Criada sob o guarda-chuva do Ministério da Cultura, em 1988, a Fundação Palmares tem a missão de celebrar, proteger e promover a cultura afro-brasileira. Os anos da gestão do ex-presidente da instituição, Sérgio Camargo, um dos mais notáveis nomes do bolsonarismo, ficam cada vez mais no passado. Camargo foi acusado de desvirtuar os valores da Fundação com ações que contrariaram diversos representantes de movimentos sociais, além de falas polêmicas.
O recém-empossado João Jorge Rodrigues ascende como um nome que traz o esforço de reconstrução. Um dos fundadores do grupo Olodum, ele foi indicado pela ministra da Cultura, Margareth Menezes, ainda em dezembro, mas chegou oficialmente a Palmares em 21 de março.
Reconhecendo território, Rodrigues publicou uma portaria revertendo a exclusão de personalidades negras da galeria da instituição — ato efetivado durante a gestão de Camargo, que retirou nomes como Gilberto Gil e Zezé Motta. Em esforço contrário ao de seu antecessor, Rodrigues avisa que a prévia lista de 81 passará a contar com 350 nomes. "Imagine o país que não consegue agradecer aos seus, que não tem referências", argumenta, em entrevista ao Correio.
O baiano João Jorge, militante do movimento negro, advogado e mestre em direito público, destaca também a prioridade de recuperar a credibilidade da Fundação Palmares e a urgência na luta da igualdade racial. Confira os principais trechos.
Como ficarão as personalidades excluídas da galeria da Fundação pela gestão de Sérgio Camargo?

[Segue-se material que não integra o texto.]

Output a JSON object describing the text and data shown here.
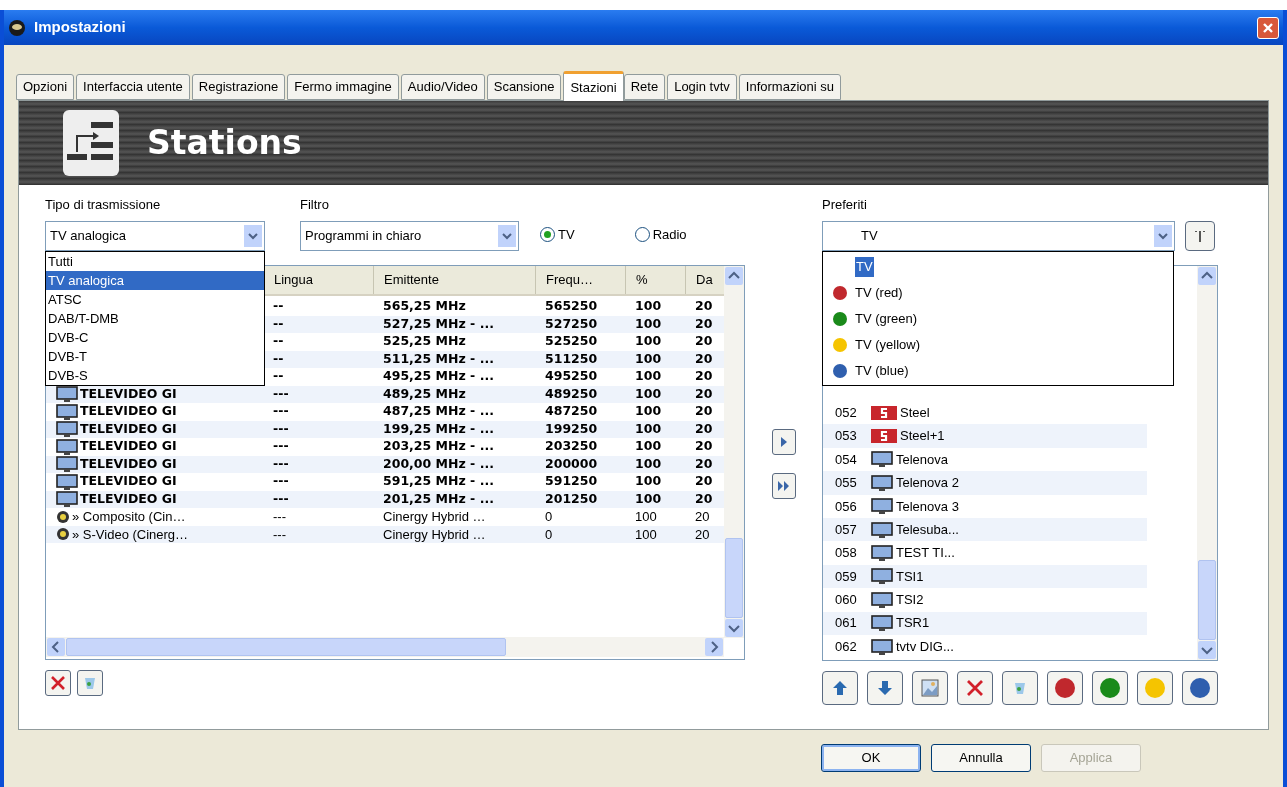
{
  "window": {
    "title": "Impostazioni"
  },
  "tabs": [
    {
      "label": "Opzioni",
      "selected": false
    },
    {
      "label": "Interfaccia utente",
      "selected": false
    },
    {
      "label": "Registrazione",
      "selected": false
    },
    {
      "label": "Fermo immagine",
      "selected": false
    },
    {
      "label": "Audio/Video",
      "selected": false
    },
    {
      "label": "Scansione",
      "selected": false
    },
    {
      "label": "Stazioni",
      "selected": true
    },
    {
      "label": "Rete",
      "selected": false
    },
    {
      "label": "Login tvtv",
      "selected": false
    },
    {
      "label": "Informazioni su",
      "selected": false
    }
  ],
  "banner": {
    "title": "Stations"
  },
  "transmission": {
    "label": "Tipo di trasmissione",
    "value": "TV analogica",
    "options": [
      {
        "label": "Tutti",
        "selected": false
      },
      {
        "label": "TV analogica",
        "selected": true
      },
      {
        "label": "ATSC",
        "selected": false
      },
      {
        "label": "DAB/T-DMB",
        "selected": false
      },
      {
        "label": "DVB-C",
        "selected": false
      },
      {
        "label": "DVB-T",
        "selected": false
      },
      {
        "label": "DVB-S",
        "selected": false
      }
    ]
  },
  "filter": {
    "label": "Filtro",
    "value": "Programmi in chiaro"
  },
  "mode": [
    {
      "label": "TV",
      "selected": true
    },
    {
      "label": "Radio",
      "selected": false
    }
  ],
  "table": {
    "columns": [
      "Lingua",
      "Emittente",
      "Frequ…",
      "%",
      "Da"
    ],
    "rows": [
      {
        "kind": "tv",
        "cells": [
          "--",
          "565,25 MHz",
          "565250",
          "100",
          "20"
        ]
      },
      {
        "kind": "tv",
        "cells": [
          "--",
          "527,25 MHz - ...",
          "527250",
          "100",
          "20"
        ]
      },
      {
        "kind": "tv",
        "cells": [
          "--",
          "525,25 MHz",
          "525250",
          "100",
          "20"
        ]
      },
      {
        "kind": "tv",
        "cells": [
          "--",
          "511,25 MHz - ...",
          "511250",
          "100",
          "20"
        ]
      },
      {
        "kind": "tv",
        "cells": [
          "--",
          "495,25 MHz - ...",
          "495250",
          "100",
          "20"
        ]
      },
      {
        "kind": "tv",
        "name": "TELEVIDEO GI",
        "cells": [
          "---",
          "489,25 MHz",
          "489250",
          "100",
          "20"
        ]
      },
      {
        "kind": "tv",
        "name": "TELEVIDEO GI",
        "cells": [
          "---",
          "487,25 MHz - ...",
          "487250",
          "100",
          "20"
        ]
      },
      {
        "kind": "tv",
        "name": "TELEVIDEO GI",
        "cells": [
          "---",
          "199,25 MHz - ...",
          "199250",
          "100",
          "20"
        ]
      },
      {
        "kind": "tv",
        "name": "TELEVIDEO GI",
        "cells": [
          "---",
          "203,25 MHz - ...",
          "203250",
          "100",
          "20"
        ]
      },
      {
        "kind": "tv",
        "name": "TELEVIDEO GI",
        "cells": [
          "---",
          "200,00 MHz - ...",
          "200000",
          "100",
          "20"
        ]
      },
      {
        "kind": "tv",
        "name": "TELEVIDEO GI",
        "cells": [
          "---",
          "591,25 MHz - ...",
          "591250",
          "100",
          "20"
        ]
      },
      {
        "kind": "tv",
        "name": "TELEVIDEO GI",
        "cells": [
          "---",
          "201,25 MHz - ...",
          "201250",
          "100",
          "20"
        ]
      },
      {
        "kind": "source",
        "name": "» Composito (Cin…",
        "cells": [
          "---",
          "Cinergy Hybrid …",
          "0",
          "100",
          "20"
        ]
      },
      {
        "kind": "source",
        "name": "» S-Video (Cinerg…",
        "cells": [
          "---",
          "Cinergy Hybrid …",
          "0",
          "100",
          "20"
        ]
      }
    ]
  },
  "favorites": {
    "label": "Preferiti",
    "value": "TV",
    "options": [
      {
        "label": "TV",
        "selected": true
      },
      {
        "label": "TV (red)",
        "color": "#c0282d",
        "selected": false
      },
      {
        "label": "TV (green)",
        "color": "#1a8a1a",
        "selected": false
      },
      {
        "label": "TV (yellow)",
        "color": "#f5c400",
        "selected": false
      },
      {
        "label": "TV (blue)",
        "color": "#2f5fae",
        "selected": false
      }
    ],
    "channels": [
      {
        "number": "052",
        "name": "Steel",
        "kind": "steel"
      },
      {
        "number": "053",
        "name": "Steel+1",
        "kind": "steel"
      },
      {
        "number": "054",
        "name": "Telenova",
        "kind": "tv"
      },
      {
        "number": "055",
        "name": "Telenova 2",
        "kind": "tv"
      },
      {
        "number": "056",
        "name": "Telenova 3",
        "kind": "tv"
      },
      {
        "number": "057",
        "name": "Telesuba...",
        "kind": "tv"
      },
      {
        "number": "058",
        "name": "TEST TI...",
        "kind": "tv"
      },
      {
        "number": "059",
        "name": "TSI1",
        "kind": "tv"
      },
      {
        "number": "060",
        "name": "TSI2",
        "kind": "tv"
      },
      {
        "number": "061",
        "name": "TSR1",
        "kind": "tv"
      },
      {
        "number": "062",
        "name": "tvtv DIG...",
        "kind": "tv"
      }
    ]
  },
  "buttons": [
    {
      "label": "OK",
      "default": true,
      "disabled": false
    },
    {
      "label": "Annulla",
      "default": false,
      "disabled": false
    },
    {
      "label": "Applica",
      "default": false,
      "disabled": true
    }
  ]
}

Primeiro, é uma vitória do movimento social recuperar a homenagem [a esses personagens] no site, em um compromisso com a população negra. Porque contribuíram profundamente com o Brasil, para a sociedade, para as lutas pela democracia. Em especial, contribuíram com a vida do Brasil. Nós revogamos a portaria 189, de 2020, e no lugar estamos pesquisando pelos novos nomes, que serão incríveis. Por exemplo, Benedita da Silva volta a ser homenageada, Zezé Motta, Martinho da Vila, Leci Brandão, Januário Garcia, Helena Theodoro, a advogada Esperança Garcia.
O número aumentará muito. De 81 nomes, a expectativa é passar para 350. Essas homenagens são referências simples a pessoas que fizeram coisas muito importantes. A Fundação Palmares vai dizer quem são essas pessoas, o que fizeram e como ajudaram o Brasil a ser o que é hoje, em uma justa homenagem. Imagine o país que não consegue agradecer aos seus, que não tem referências. Não são nem monumentos, é apenas a citação de que tais pessoas contribuíram.
Quais as estratégias para que o protagonismo afro-brasileiro seja recuperado?
Há uma energia civilizatória afro-brasileira que precisa ser referenciada e tratada com a dignidade que merece. Recolocar o protagonismo afro-brasileiro, a herança africana contemporânea no seu devido lugar. Não entramos no mérito de quem tentou apagar isso, porque há quem não goste da luta indígena por terra, da luta dos ianomâmis, mas as consequências são devastadoras. É a mesma coisa com a população negra. A luta dos quilombos, pela liberdade religiosa, do acesso à universidade, é uma brilhante luta da humanidade. Há uma luta brilhante contra a barbárie na África do Sul, contra o racismo nos Estados Unidos, na Europa e na Ásia. E há uma luta brilhante pela igualdade do movimento negro brasileiro.
As novas regras da Lei Rouanet preveem novas linguagens artísticas, chamadas de Projeto de Cultura Afro-brasileira e Expressões Urbanas. Como o senhor avalia essa mudança?
A Lei Rouanet precisava de vários ajustes: territorial, com mais projetos do Nordeste, do Norte, do Centro-Oeste e precisava também de um recorte de gênero e de diversidade da questão racial. Ora, quando você inclui o rap, o punk, o reggae, a música de periferia, se dá sentido à voz do criado, incentivo, investimentos, apoio. Ao mesmo tempo, a população afro-brasileira é de mais de 105 milhões de pessoas. São muitos países dentro de um só.
Quando você pega a Lei de Incentivo à Cultura, em que a população negra é grande em contribuição, e não ter os recortes para o funk, jazz, blues, samba-reggae, não faz o menor sentido. Então é um avanço. A lógica da ministra Margareth Menezes é avançar para que a cultura seja inclusiva. A lógica da Fundação Palmares é essa: de inclusão, de diversidade, e, ao mesmo tempo, trabalhar bastante na defesa dos quilombos — urbanos também. Dos setores onde estão as mulheres negras, empresariado negro, tombamento de espaços bacanas, como do Cais do Valongo.